I've tested this theory with a couple PHP files of my own, and depending on the browser, was asked to open or save the file. Every time, I was faced with errors and an incomplete page is populated, or the page would not display at all. It seems as if it would try to download the into a temporary cache for viewing and the directories and files get screwed up (it would look for /connections/connect.php inside the file and it thinks the root directory is C:\local\ie5\internetcache\ ..... resulting in a file not found error)

So.... am I doing something wrong? Is there something wrong in the PHP code that is preventing seeing the page as it's supposed to in an FTP session? Maybe a setting inside a browser? Should it display the same in FTP as it would if you viewed it via HTTP?

When responding, I would appreciate an explanation of why you say what you say, as opposed to "it doesn't work" answer.

If you do have an argument for it working in FTP, could you please provide a detailed explanation or references?

The best answer will be given to someone who is most detailed in their answer, proving for or against the idea that you are able to view the same PHP file via FTP browser as you would via HTTP.

DO NOT SAY "Use an external FTP program because it's easier". I am trying to test a theory within browser FTP functionality.
 
The short answer is "no". FTP is the "File Transfer Protocol", and is doing exactly as you would expect by asking if you want to download the file.

Your easiest test of this is to just put a .txt file on the server and try viewing it via FTP. You can't do it.

If I'm understanding what you want to do, you want to be able to see your unprocessed (unparsed) PHP in the browser. In essence, you want to tell the server "don't parse this PHP, just show me the script".

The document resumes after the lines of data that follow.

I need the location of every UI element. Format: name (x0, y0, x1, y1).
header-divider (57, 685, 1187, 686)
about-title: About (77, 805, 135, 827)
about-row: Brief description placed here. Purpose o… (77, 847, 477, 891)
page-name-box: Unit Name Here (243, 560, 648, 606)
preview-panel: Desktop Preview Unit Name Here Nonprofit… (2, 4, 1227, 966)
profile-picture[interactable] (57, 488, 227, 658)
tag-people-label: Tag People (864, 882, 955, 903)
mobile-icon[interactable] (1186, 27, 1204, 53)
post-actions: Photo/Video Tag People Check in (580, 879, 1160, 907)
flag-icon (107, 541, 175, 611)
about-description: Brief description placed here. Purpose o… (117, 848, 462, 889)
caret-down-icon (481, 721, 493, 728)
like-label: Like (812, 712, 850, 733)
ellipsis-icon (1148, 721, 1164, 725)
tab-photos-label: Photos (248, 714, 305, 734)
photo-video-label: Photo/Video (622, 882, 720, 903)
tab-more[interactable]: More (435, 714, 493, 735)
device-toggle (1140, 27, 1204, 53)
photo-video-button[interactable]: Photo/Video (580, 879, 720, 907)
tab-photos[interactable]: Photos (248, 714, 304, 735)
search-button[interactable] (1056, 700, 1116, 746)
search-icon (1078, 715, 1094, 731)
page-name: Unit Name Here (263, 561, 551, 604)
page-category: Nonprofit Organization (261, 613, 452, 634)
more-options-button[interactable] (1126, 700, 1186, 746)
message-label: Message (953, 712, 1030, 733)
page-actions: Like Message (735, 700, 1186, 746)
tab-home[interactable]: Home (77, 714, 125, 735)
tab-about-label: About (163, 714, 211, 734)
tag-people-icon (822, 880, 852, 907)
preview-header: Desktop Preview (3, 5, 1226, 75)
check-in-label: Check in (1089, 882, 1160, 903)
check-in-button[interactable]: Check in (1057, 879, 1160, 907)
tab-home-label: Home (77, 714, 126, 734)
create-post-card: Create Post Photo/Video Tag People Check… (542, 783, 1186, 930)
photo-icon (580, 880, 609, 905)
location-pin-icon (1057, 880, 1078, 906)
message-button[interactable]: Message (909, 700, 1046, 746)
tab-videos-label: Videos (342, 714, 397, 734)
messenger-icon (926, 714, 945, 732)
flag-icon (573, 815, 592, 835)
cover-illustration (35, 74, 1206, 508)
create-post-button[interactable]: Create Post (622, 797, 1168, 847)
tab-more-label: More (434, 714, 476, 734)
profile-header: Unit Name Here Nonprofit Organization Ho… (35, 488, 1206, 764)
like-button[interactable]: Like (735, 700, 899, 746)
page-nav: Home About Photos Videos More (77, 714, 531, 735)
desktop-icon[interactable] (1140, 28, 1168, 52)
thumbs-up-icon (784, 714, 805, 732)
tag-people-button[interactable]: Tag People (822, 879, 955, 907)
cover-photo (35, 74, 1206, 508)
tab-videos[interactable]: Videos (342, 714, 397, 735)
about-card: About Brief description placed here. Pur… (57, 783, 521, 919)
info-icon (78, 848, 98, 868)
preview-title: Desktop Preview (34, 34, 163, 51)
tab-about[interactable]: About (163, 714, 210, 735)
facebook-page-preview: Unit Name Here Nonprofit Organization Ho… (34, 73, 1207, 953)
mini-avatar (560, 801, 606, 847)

By default, you can't do this for security reasons. Many PHP scripts are proprietary code that the author doesn't want you seeing. Other reasons include the database username and password, etc... which is typically has full rights to modify the database, which would be a HUGE security hole.

You CAN, however, view your PHP files using normal HTTP by renaming them to phps I believe... but you only want to do this to reveal the PHP temporarily, for the security reasons I just mentioned.

(Edit: The H in PHP doesn't stand for anything. PHP is not an acronym, and is of dubious origins.)
 
Unfortunately, there isn't really any way to answer this question other than "it doesn't work that way". FTP is for transferring files, not displaying dynamically generated HTML. Why would you want to do something like this?

The H in "PHP" stands for "Hypertext". It works over Hypertext Transfer Protocol (HTTP). The PHP interpreter installed on the HTTP server processes the PHP file if it receives an HTTP request for it. If you make an FTP request for the same file, then it goes to a different port, where a different application (an FTP server) is running. The FTP server will not have a PHP interpreter capable of running the script in a PHP file — that's not what an FTP server is for.

You are doing something akin to putting a CD in an envelope and expecting the envelope to play the music on the CD.